Chissà se qui, sotto questa barba sempre un po’ più bianca, c’è ancora nascosto da qualche parte quel diciottenne che riusciva a dormire giusto un paio d’ore. Notte dopo notte, aspettando l’alba, discutendo di massimi sistemi con le bottiglie di birra in fila, lì, come soldatini sul tavolo di plastica dura di qualche localino del centro storico di Palermo. Gli vorrei dire: dormi! Dormi, stolto, per ora che puoi! Perché in quella meravigliosa e lacerante avventura della genitorialità nessuno te lo spiega davvero che capirai davvero cos’è la stanchezza solo quando avrai un figlio.

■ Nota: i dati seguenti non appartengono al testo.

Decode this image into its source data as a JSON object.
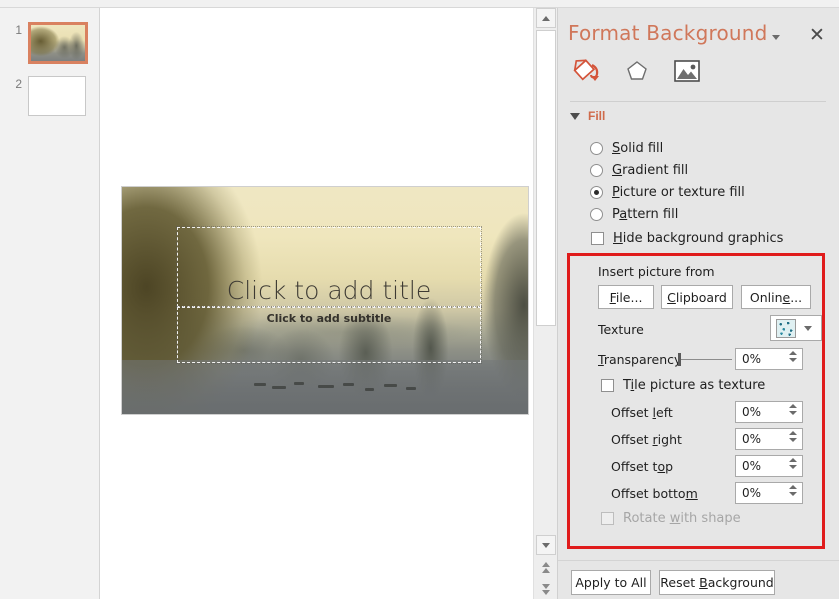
{
  "thumbnails": {
    "slides": [
      {
        "number": "1",
        "selected": true,
        "kind": "halong-photo"
      },
      {
        "number": "2",
        "selected": false,
        "kind": "blank"
      }
    ]
  },
  "slide": {
    "title_placeholder": "Click to add title",
    "subtitle_placeholder": "Click to add subtitle"
  },
  "scrollbar": {
    "up_icon": "triangle-up-icon",
    "down_icon": "triangle-down-icon",
    "prev_slide_icon": "double-up-icon",
    "next_slide_icon": "double-down-icon"
  },
  "pane": {
    "title": "Format Background",
    "caret_icon": "chevron-down-icon",
    "close_icon": "close-icon",
    "tabs": [
      {
        "name": "fill-icon",
        "label": "Fill",
        "selected": true
      },
      {
        "name": "effects-icon",
        "label": "Effects",
        "selected": false
      },
      {
        "name": "picture-icon",
        "label": "Picture",
        "selected": false
      }
    ],
    "fill_section": {
      "header": "Fill",
      "expander_icon": "triangle-expanded-icon",
      "options": [
        {
          "label": "Solid fill",
          "accel": "S",
          "selected": false
        },
        {
          "label": "Gradient fill",
          "accel": "G",
          "selected": false
        },
        {
          "label": "Picture or texture fill",
          "accel": "P",
          "selected": true
        },
        {
          "label": "Pattern fill",
          "accel": "a",
          "selected": false
        }
      ],
      "hide_background_graphics": {
        "label": "Hide background graphics",
        "accel": "H",
        "checked": false
      }
    },
    "insert_picture": {
      "label": "Insert picture from",
      "buttons": [
        {
          "label": "File...",
          "accel": "F"
        },
        {
          "label": "Clipboard",
          "accel": "C"
        },
        {
          "label": "Online...",
          "accel": "e"
        }
      ]
    },
    "texture": {
      "label": "Texture",
      "swatch_icon": "texture-swatch-icon",
      "caret_icon": "chevron-down-icon"
    },
    "transparency": {
      "label": "Transparency",
      "accel": "T",
      "value": "0%",
      "slider_position_percent": 0
    },
    "tile_picture": {
      "label": "Tile picture as texture",
      "accel": "i",
      "checked": false
    },
    "offsets": [
      {
        "label": "Offset left",
        "accel": "l",
        "value": "0%"
      },
      {
        "label": "Offset right",
        "accel": "r",
        "value": "0%"
      },
      {
        "label": "Offset top",
        "accel": "o",
        "value": "0%"
      },
      {
        "label": "Offset bottom",
        "accel": "m",
        "value": "0%"
      }
    ],
    "rotate_with_shape": {
      "label": "Rotate with shape",
      "accel": "w",
      "checked": false,
      "disabled": true
    },
    "footer_buttons": [
      {
        "label": "Apply to All",
        "accel": ""
      },
      {
        "label": "Reset Background",
        "accel": "B"
      }
    ],
    "highlight_box_color": "#e01b1b"
  }
}
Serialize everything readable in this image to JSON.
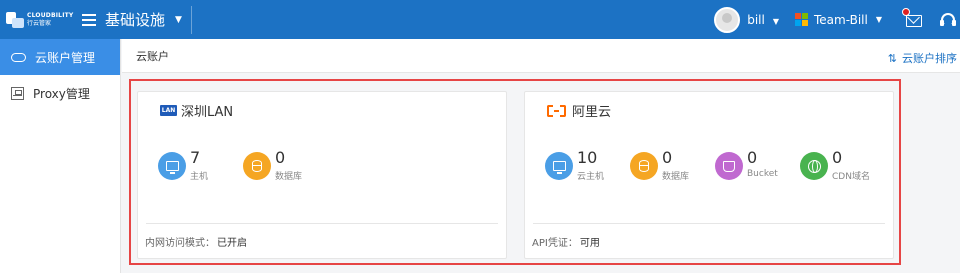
{
  "brand": {
    "name_en": "CLOUDBILITY",
    "name_cn": "行云管家"
  },
  "header": {
    "module": "基础设施",
    "user": "bill",
    "team": "Team-Bill"
  },
  "icons": {
    "menu": "hamburger-icon",
    "mail": "mail-icon",
    "support": "headset-icon"
  },
  "sidebar": {
    "items": [
      {
        "label": "云账户管理",
        "active": true,
        "icon": "cloud-icon"
      },
      {
        "label": "Proxy管理",
        "active": false,
        "icon": "proxy-icon"
      }
    ]
  },
  "breadcrumb": "云账户",
  "sort_label": "云账户排序",
  "colors": {
    "brand": "#1c72c4",
    "active": "#3a8ee6",
    "highlight": "#e64545",
    "aliyun": "#ff6a00"
  },
  "accounts": [
    {
      "name": "深圳LAN",
      "badge": "LAN",
      "stats": [
        {
          "value": "7",
          "label": "主机",
          "icon": "monitor-icon"
        },
        {
          "value": "0",
          "label": "数据库",
          "icon": "database-icon"
        }
      ],
      "footer_label": "内网访问模式：",
      "footer_value": "已开启"
    },
    {
      "name": "阿里云",
      "badge": "aliyun-logo",
      "stats": [
        {
          "value": "10",
          "label": "云主机",
          "icon": "monitor-icon"
        },
        {
          "value": "0",
          "label": "数据库",
          "icon": "database-icon"
        },
        {
          "value": "0",
          "label": "Bucket",
          "icon": "bucket-icon"
        },
        {
          "value": "0",
          "label": "CDN域名",
          "icon": "globe-icon"
        }
      ],
      "footer_label": "API凭证：",
      "footer_value": "可用"
    }
  ]
}
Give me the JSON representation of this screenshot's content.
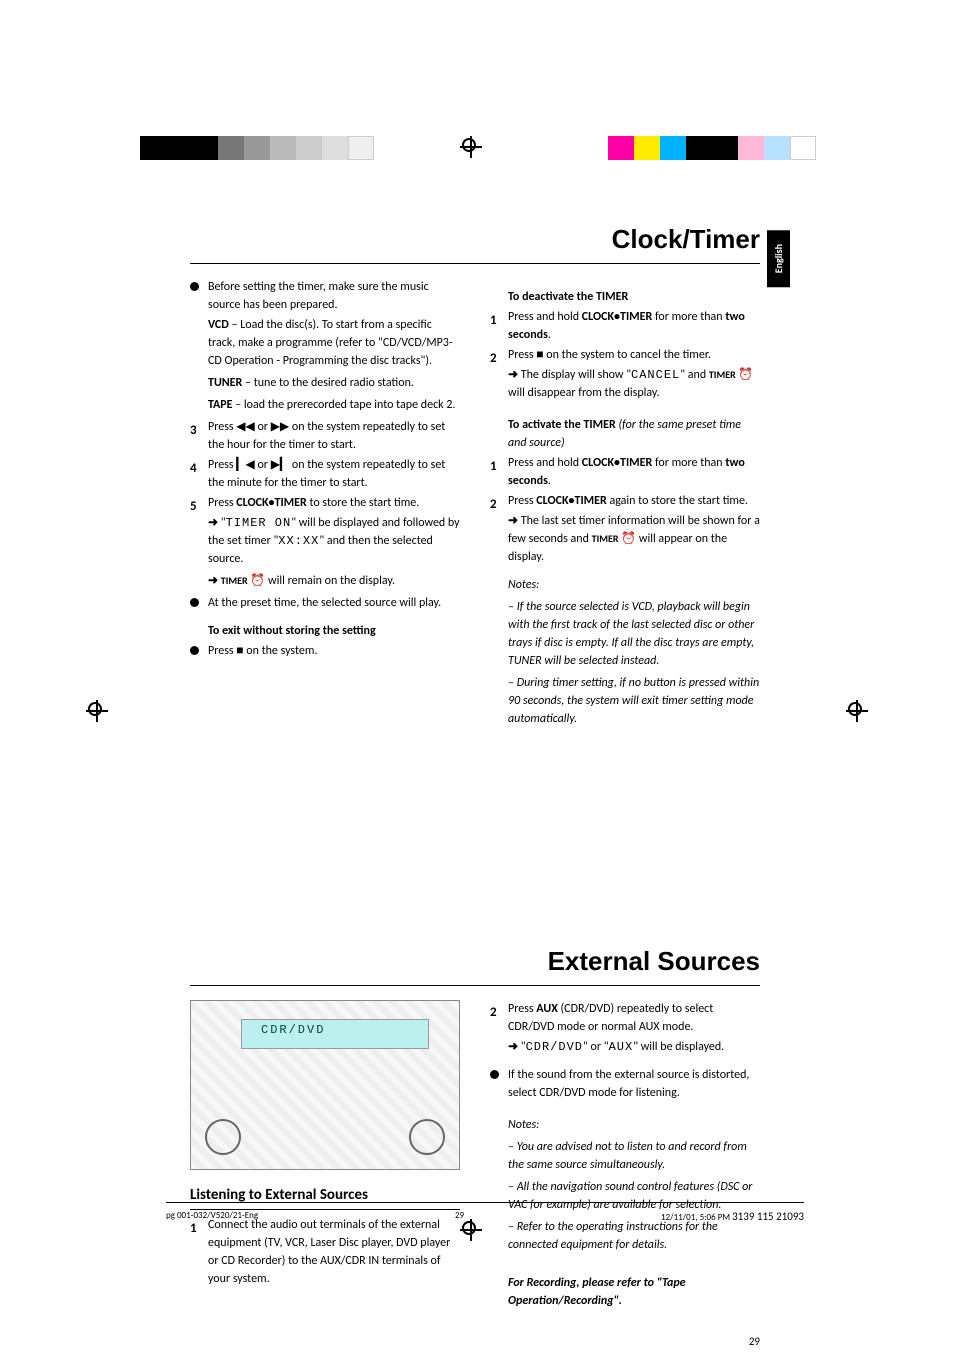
{
  "lang_tab": "English",
  "section1": {
    "title": "Clock/Timer",
    "left": {
      "intro_bullet": "Before setting the timer, make sure the music source has been prepared.",
      "vcd_label": "VCD",
      "vcd_text": " – Load the disc(s). To start from a specific track, make a programme (refer to \"CD/VCD/MP3-CD Operation - Programming the disc tracks\").",
      "tuner_label": "TUNER",
      "tuner_text": " – tune to the desired radio station.",
      "tape_label": "TAPE",
      "tape_text": " – load the prerecorded tape into tape deck 2.",
      "step3_a": "Press ",
      "step3_b": " or ",
      "step3_c": " on the system repeatedly to set the hour for the timer to start.",
      "step4_a": "Press ",
      "step4_b": " or ",
      "step4_c": " on the system repeatedly to set the minute for the timer to start.",
      "step5_a": "Press ",
      "step5_btn": "CLOCK•TIMER",
      "step5_b": " to store the start time.",
      "step5_arrow_a": "\"",
      "step5_disp": "TIMER ON",
      "step5_arrow_b": "\" will be displayed and followed by the set timer \"",
      "step5_disp2": "XX:XX",
      "step5_arrow_c": "\" and then the selected source.",
      "step5_remain_a": "TIMER",
      "step5_remain_b": " ⏰ will remain on the display.",
      "preset_bullet": "At the preset time, the selected source will play.",
      "exit_head": "To exit without storing the setting",
      "exit_bullet": "Press ■ on the system."
    },
    "right": {
      "deact_head": "To deactivate the TIMER",
      "deact_1a": "Press and hold ",
      "deact_1btn": "CLOCK•TIMER",
      "deact_1b": " for more than ",
      "deact_1c": "two seconds",
      "deact_1d": ".",
      "deact_2a": "Press ■ on the system to cancel the timer.",
      "deact_2arrow_a": "The display will show \"",
      "deact_2disp": "CANCEL",
      "deact_2arrow_b": "\" and ",
      "deact_2arrow_c": "TIMER",
      "deact_2arrow_d": " ⏰ will disappear from the display.",
      "act_head_a": "To activate the TIMER ",
      "act_head_b": "(for the same preset time and source)",
      "act_1a": "Press and hold ",
      "act_1btn": "CLOCK•TIMER",
      "act_1b": " for more than ",
      "act_1c": "two seconds",
      "act_1d": ".",
      "act_2a": "Press ",
      "act_2btn": "CLOCK•TIMER",
      "act_2b": " again to store the start time.",
      "act_2arrow_a": "The last set timer information will be shown for a few seconds and ",
      "act_2arrow_b": "TIMER",
      "act_2arrow_c": " ⏰ will appear on the display.",
      "notes_head": "Notes:",
      "note1": "–   If the source selected is VCD, playback will begin with the first track of the last selected disc or other trays if disc is empty. If all the disc trays are empty, TUNER will be selected instead.",
      "note2": "–   During timer setting, if no button is pressed within 90 seconds, the system will exit timer setting mode automatically."
    }
  },
  "section2": {
    "title": "External Sources",
    "illus_text": "CDR/DVD",
    "listening_head": "Listening to External Sources",
    "left_step1": "Connect the audio out terminals of the external equipment (TV, VCR, Laser Disc player, DVD player or CD Recorder) to the AUX/CDR IN terminals of your system.",
    "right": {
      "step2_a": "Press ",
      "step2_btn": "AUX",
      "step2_b": " (CDR/DVD) repeatedly to select CDR/DVD mode or normal AUX mode.",
      "step2_arrow_a": "\"",
      "step2_disp1": "CDR/DVD",
      "step2_arrow_b": "\" or \"",
      "step2_disp2": "AUX",
      "step2_arrow_c": "\" will be displayed.",
      "bul_a": "If the sound from the external source is distorted, select CDR/DVD mode for listening.",
      "notes_head": "Notes:",
      "note1": "–   You are advised not to listen to and record from the same source simultaneously.",
      "note2": "–   All the navigation sound control features (DSC or VAC for example) are available for selection.",
      "note3": "–   Refer to the operating instructions for the connected equipment for details.",
      "rec_a": "For Recording, please refer to \"Tape Operation/Recording\"."
    },
    "page_number": "29"
  },
  "footer": {
    "left": "pg 001-032/V520/21-Eng",
    "mid": "29",
    "right_a": "12/11/01, 5:06 PM ",
    "right_b": "3139 115 21093"
  }
}
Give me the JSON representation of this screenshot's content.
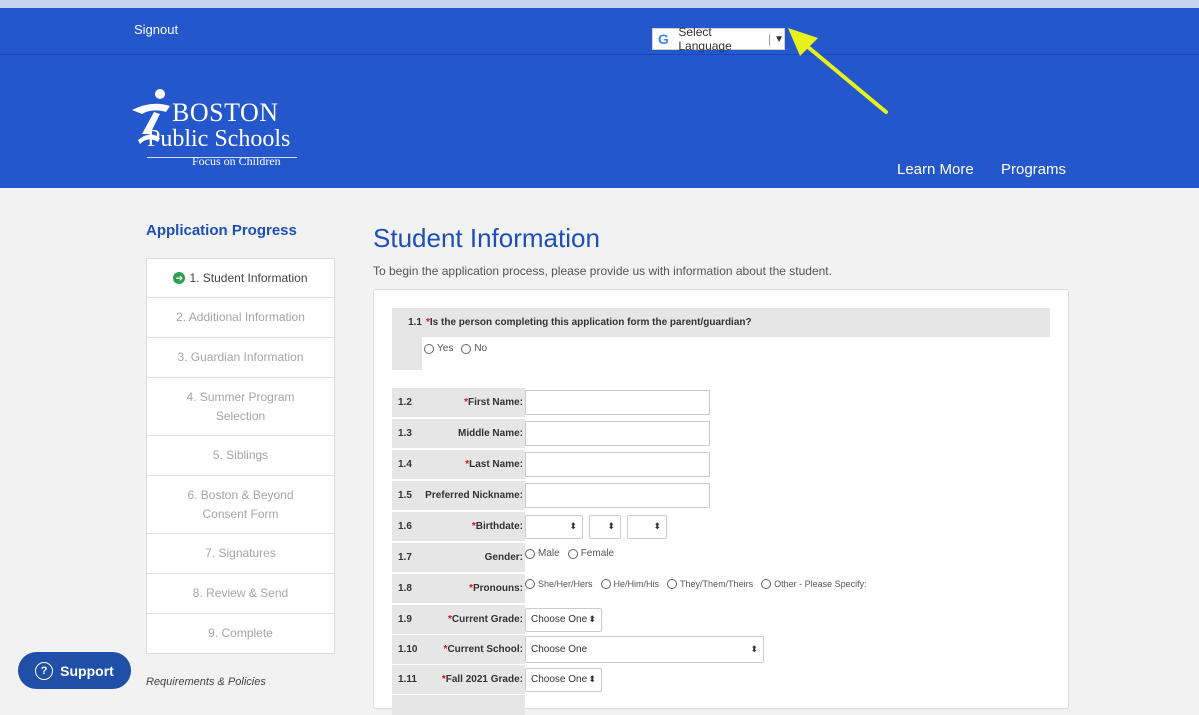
{
  "header": {
    "signout": "Signout",
    "language": {
      "g_icon": "G",
      "label": "Select Language",
      "arrow": "▼"
    },
    "logo": {
      "line1": "BOSTON",
      "line2": "Public Schools",
      "line3": "Focus on Children"
    },
    "nav": [
      "Learn More",
      "Programs"
    ]
  },
  "sidebar": {
    "title": "Application Progress",
    "steps": [
      "1. Student Information",
      "2. Additional Information",
      "3. Guardian Information",
      "4. Summer Program Selection",
      "5. Siblings",
      "6. Boston & Beyond Consent Form",
      "7. Signatures",
      "8. Review & Send",
      "9. Complete"
    ],
    "active_step": 0,
    "requirements": "Requirements & Policies"
  },
  "support": {
    "icon": "?",
    "label": "Support"
  },
  "main": {
    "title": "Student Information",
    "intro": "To begin the application process, please provide us with information about the student.",
    "q11": {
      "num": "1.1",
      "star": "*",
      "text": "Is the person completing this application form the parent/guardian?",
      "options": [
        "Yes",
        "No"
      ]
    },
    "fields": [
      {
        "num": "1.2",
        "star": "*",
        "label": "First Name:",
        "type": "text"
      },
      {
        "num": "1.3",
        "star": "",
        "label": "Middle Name:",
        "type": "text"
      },
      {
        "num": "1.4",
        "star": "*",
        "label": "Last Name:",
        "type": "text"
      },
      {
        "num": "1.5",
        "star": "",
        "label": "Preferred Nickname:",
        "type": "text"
      },
      {
        "num": "1.6",
        "star": "*",
        "label": "Birthdate:",
        "type": "date"
      },
      {
        "num": "1.7",
        "star": "",
        "label": "Gender:",
        "type": "radio",
        "options": [
          "Male",
          "Female"
        ]
      },
      {
        "num": "1.8",
        "star": "*",
        "label": "Pronouns:",
        "type": "radio",
        "options": [
          "She/Her/Hers",
          "He/Him/His",
          "They/Them/Theirs",
          "Other - Please Specify:"
        ]
      },
      {
        "num": "1.9",
        "star": "*",
        "label": "Current Grade:",
        "type": "select",
        "value": "Choose One"
      },
      {
        "num": "1.10",
        "star": "*",
        "label": "Current School:",
        "type": "select-wide",
        "value": "Choose One"
      },
      {
        "num": "1.11",
        "star": "*",
        "label": "Fall 2021 Grade:",
        "type": "select",
        "value": "Choose One"
      }
    ]
  },
  "colors": {
    "header": "#2456cc",
    "title": "#1e4fb8",
    "star": "#d11",
    "support": "#1f4fa6",
    "arrow": "#e8f21a"
  },
  "icons": [
    "google-g-icon",
    "check-circle-icon",
    "help-circle-icon",
    "annotation-arrow-icon",
    "stepper-icon"
  ]
}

Tra uno scatto di crescita e l’altro, stiamo veleggiando verso i 18 mesi di Federico, il piccolo gaglioffo ci tiene in pugno con i suoi sorrisi sempre più consapevoli, con la sua crescente voglia di indipendenza che trasforma ogni pasto in una guerra tra cucchiaini, perché vuole - giustamente - mangiare da solo, facendo decollare in giro per la casa proiettili di pastina che ci ritroviamo dovunque. In queste settimane per lavoro ho seguito il lancio del nuovo report di QUID+ dedicato proprio alle “sfide della genitorialità”, (disponibile qui) il quadro che emerge dal nuovo sondaggio che ha coinvolto la community di genitori che segue la collana editoriale di Gribaudo, è uno spaccato in cui rivedo tutte le difficoltà a cui teniamo testa.
Il 77% dei partecipanti pensa che i genitori di oggi vivano in ansia per le difficoltà finanziarie, ma anche organizzative, legate direttamente alla gestione della famiglia.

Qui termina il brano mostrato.